The latest Illumina sequencers – such as the HiSeq X, HiSeq 3000 and HiSeq 4000 – use patterned flow cells to enable the discrimination between much more densely packed DNA clusters. While such technology substantially increases the number of reads generated per sequence run, this innovation may lead to an increased number of duplicates, thereby negating the improved yield and making subsequent data analysis potentially more difficult. Further investigation shows that these putative sequencing duplicates are generally in close two-dimensional proximity on a flow cell, which may provide an opportunity to develop bioinformatics solutions to identify and discard such artefacts.
Soft-clipping of sequencing reads allows the masking of portions of the reads that do not align to the genome from end to end, which may be desirable for certain types of analysis (e.g. detection of structural variants). For standard alignment processes soft-clipping may however incorrectly trim reads and lead to the mis-assignments of reads primarily to repetitive regions. This phenomenon appears to vary in severity for different sequencing applications with Bisulfite sequencing being worst off.
With the introduction of the NextSeq system Illumina changed the way their image data was acquired so that instead of capturing 4 images per cycle they needed only 2. This speeds up image acquisition significantly but also introduces a problem where high quality calls for G bases can be made where there is actually no signal on the flowcell.
Paired-end libraries generated by Post Bisulfite Adapter Tagging (PBAT) often suffer from poorer mapping efficiencies when compared to standard whole genome shotgun Bisulfite-Seq libraries. In addition to the usual suspects that have a detrimental impact on mapping efficiency we found that a substantial proportion of paired-end PBAT libraries appears to consist of chimaeric reads that map to different places in the genome, not unlike Hi-C type experiments.
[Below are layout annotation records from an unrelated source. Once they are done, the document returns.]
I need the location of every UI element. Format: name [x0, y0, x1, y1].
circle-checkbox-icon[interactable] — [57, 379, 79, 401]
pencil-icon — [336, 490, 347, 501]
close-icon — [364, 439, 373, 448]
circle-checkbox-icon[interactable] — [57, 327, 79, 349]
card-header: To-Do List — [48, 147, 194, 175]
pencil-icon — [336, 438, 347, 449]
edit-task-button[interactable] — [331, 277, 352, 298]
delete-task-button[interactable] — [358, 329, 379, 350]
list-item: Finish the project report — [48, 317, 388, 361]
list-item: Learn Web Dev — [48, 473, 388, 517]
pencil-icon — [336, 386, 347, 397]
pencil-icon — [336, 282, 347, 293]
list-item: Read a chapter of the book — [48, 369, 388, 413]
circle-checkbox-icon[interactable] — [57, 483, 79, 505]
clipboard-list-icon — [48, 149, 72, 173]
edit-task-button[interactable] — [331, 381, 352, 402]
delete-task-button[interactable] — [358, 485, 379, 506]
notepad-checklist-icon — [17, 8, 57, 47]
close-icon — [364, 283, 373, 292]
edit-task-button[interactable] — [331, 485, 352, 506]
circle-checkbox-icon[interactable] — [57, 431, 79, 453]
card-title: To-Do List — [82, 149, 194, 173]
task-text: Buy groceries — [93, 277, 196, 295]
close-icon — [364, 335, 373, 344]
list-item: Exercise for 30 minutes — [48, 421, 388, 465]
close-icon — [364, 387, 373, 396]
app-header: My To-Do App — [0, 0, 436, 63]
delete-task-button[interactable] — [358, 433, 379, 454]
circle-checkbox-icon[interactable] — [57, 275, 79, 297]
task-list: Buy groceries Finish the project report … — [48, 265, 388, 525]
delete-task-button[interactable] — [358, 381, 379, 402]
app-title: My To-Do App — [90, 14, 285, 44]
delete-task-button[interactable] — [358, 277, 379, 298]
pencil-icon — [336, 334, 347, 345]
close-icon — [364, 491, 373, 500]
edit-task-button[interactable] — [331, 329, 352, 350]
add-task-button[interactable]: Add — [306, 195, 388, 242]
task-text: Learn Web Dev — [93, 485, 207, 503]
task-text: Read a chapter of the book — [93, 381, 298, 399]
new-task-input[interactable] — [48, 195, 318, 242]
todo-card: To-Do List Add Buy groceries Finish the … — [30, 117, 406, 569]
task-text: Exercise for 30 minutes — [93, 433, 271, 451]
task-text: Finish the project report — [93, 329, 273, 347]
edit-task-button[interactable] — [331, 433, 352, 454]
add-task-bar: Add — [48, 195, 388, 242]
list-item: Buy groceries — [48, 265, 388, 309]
Random priming in PBAT libraries introduces drastic biases in the base composition and methylation levels especially at the 5′ end of all reads. As a result, affected bases should be removed from the libraries before the alignment step.
When running multiple samples in the same sequencing reaction the different libraries are usually created with unique sequence tags (barcodes) to allow the sequence from the lane to be separated. Problems during this splitting are common and can have serious effects on downstream analysis.
Library construction of standard directional BS-Seq samples often consist of several steps including sonication, end-repair, A-tailing and adapter ligation. Since the end-repair step typically uses unmethylated cytosines for the fill-in reaction the filled-in bases will generally appear unmethylated after bisulfite conversion irrespective of their true genomic methylation state.
In a dataset where you have some degree of technical duplication, and have not filtered your data to only keep uniquely mapping reads then if you perform deduplication it will look as if repeat sequences are enriched.
Many sequencing platforms require the addition of specific adapter sequences to the end of the fragments to be sequenced. For an individual fragment, if the length of the sequencing read is longer than the fragment to be sequenced then the read will continue into the adapter sequence on the end. Unless it is removed this adapter sequence will cause problems for downstream mapping, assembly or other analysis.